Arkansas has been trying to put a voter ID law in place since 2013, but court decisions have sidetracked implementation. The ballot question would end questions over the law by making it part of the state’s constitution.
In North Carolina, the debate has centered over whether a voter ID law is needed to address voter fraud, or whether it is designed to turn away voters.
“To me, it’s about making sure that every vote counts — one full vote — and that no one’s vote is diluted by votes which are cast either inaccurately or illegally,” said Republican state Rep. John Szoka, the Fayetteville Observer reported.
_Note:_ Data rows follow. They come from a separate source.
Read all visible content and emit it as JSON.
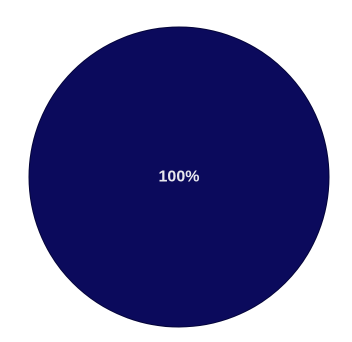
{
  "chart_data": {
    "type": "pie",
    "title": "",
    "legend": "none",
    "slices": [
      {
        "value": 100,
        "label": "100%",
        "color": "#0b0a5c"
      }
    ]
  },
  "colors": {
    "slice_outline": "#05053a",
    "label_text": "#e8e8ee",
    "background": "#ffffff"
  }
}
“This amendment, which we have been calling the ‘voter restriction amendment,’ we think would compromise access to the vote,” said Jen Jones, a spokeswoman for the Democracy North Carolina voting rights organization.
She said that when North Carolina’s voter ID law was in effect in 2016 before being struck down by the courts, legitimate voters were turned away from the polls.
Thirty-four states require ID at the polls, according to the National Conference of State Legislatures, according to The Washington Post.
The American Civil Liberties Union said it believes voter ID laws exist to keep away minority voters, according to ABC.
“From our perspective there was an explosion of restrictive requirements, voter ID being the one that has been the one that has most obviously been pushed … in the wake of the election of President Obama in 2008,” said Sophia Lakin, an attorney with the ACLU’s voting rights project.
“These types of requirements, these document requirements, they have a disproportionate burden on people of color, the elderly the poor the young and voters with disabilities,” Lakin said. “It is interesting that the voters effected by voter ID requirements and similar things we were seeing… had a disproportionate impact on voters who also turned out in unprecedented numbers in the 2008 election.”
President Donald Trump, however, has said that because of widespread voter fraud, voter ID is a no-brainer.
“The time has come for voter ID like everything else,” Trump said at a recent Florida rally.
“Just take a look,” he said recently, according to The Washington Post. “All you have to do is go around, take a look at what’s happened over the years, and you’ll see. There are a lot of people — a lot of people — my opinion, and based on proof — that try and get in illegally and actually vote illegally. So we just want to let them know that there will be prosecutions at the highest level.”